Hey, gang! Hope those of you who celebrated turkey and togetherness last week did so in grand fashion. It's time to for another Insecure Writer's Support Group post (IWSG).
What is IWSG? Besides being a collection of awesome people, it's THE support network for writers. We offer each other encouragement and commiseration on the first Wednesday of each month. Click the pic below for more details and to learn how to join.
A cup of devilishly unusual tea in a strange café I'll never set foot in again…
Sometimes writing a story is all of those things to me. It's like a pair of expensive shoes so impractical I'll only be able to wear them once, with a specific shirt, and then put them back in the box forever. It's one night spent in the company of a beautiful stranger, no names or phone numbers exchanged.
I firmly believe writing CAN be a casual affair. Thing is, it took me a while to work up to being able to accept that.
See, I've been something of a serial monogamist when it comes to my writing. For the most part, I'm a Plain Jane, stick-in-the-mud, write-what-I-love kind of writer.
I like fantasy. The impossible excites me. Thinking about dark things that shouldn't exist frightens me--in a terribly good way. The story is a-rocking when fantastical things come a-knocking so to speak.
I like feisty characters who crack the quip-whip with reckless abandon. (Don't stand too close! She'll snap you!) Bold is usually the first--and main--ingredient in my protagonist soup.
So what happens when I start writing a contemporary story with a main character who is more contemplative than combative? A story where I can't toss in an explosion or fangs when things start to drag?
*breathes heavily into paper sack*
I get a little nervous. The itchy, twitchy shakes set in. If I'm being completely honest, it feels a little like I'm stepping out on my main gal. No, it goes deeper than that. At times it feels more like I'm betraying my very writing nature.
But it's damned fun! Like a kid playing dress up, I get to be something I'm not.
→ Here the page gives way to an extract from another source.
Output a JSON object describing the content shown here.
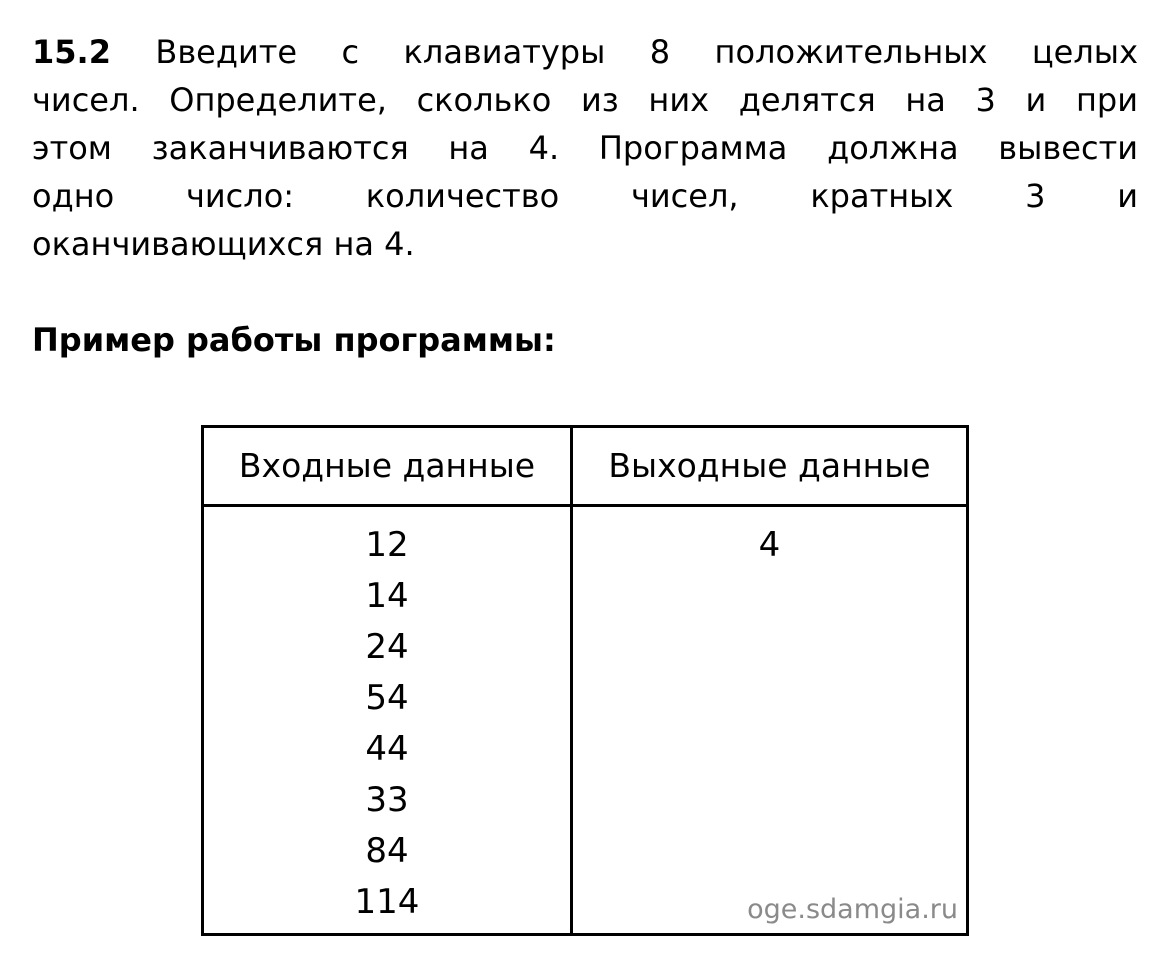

I get to be a writer of "serious fiction" (well, not SO serious--War And Peace this is not). In that way it is fantasy I suppose.
Perhaps the most important aspect of playing in the shadows of my comfort zone is that it has forced me to grow as a writer. Nothing about writing this contemporary story has come easily for me. There's no writing from the cuff. It's a blissful struggle most days.
And like all meaningful workouts, it sometimes leaves me sore and questioning if I'm fit enough to pull it off. Then I'll re-read a few pages.
I'll see that I'm letting characters express themselves in ways I've never done before. A good scene will jump out, and I'll think, "I could never have done this in fantasy!"
I'll find a few nuggets of sparkling brilliance in a mine full of dark rocks. My confidence spikes (a little LOL) and I get back to digging, because I know I might just hit the mother load if I keep at it.
Will I consider myself a master of contemporary fiction when I'm done? Will anyone else? Not likely. But I will have had one heck of a good time doing it. Who knows, maybe I'll even try another one.
What about you? Have you written anything outside of your usual genre or category lately? How did it turn out? Would you do it again?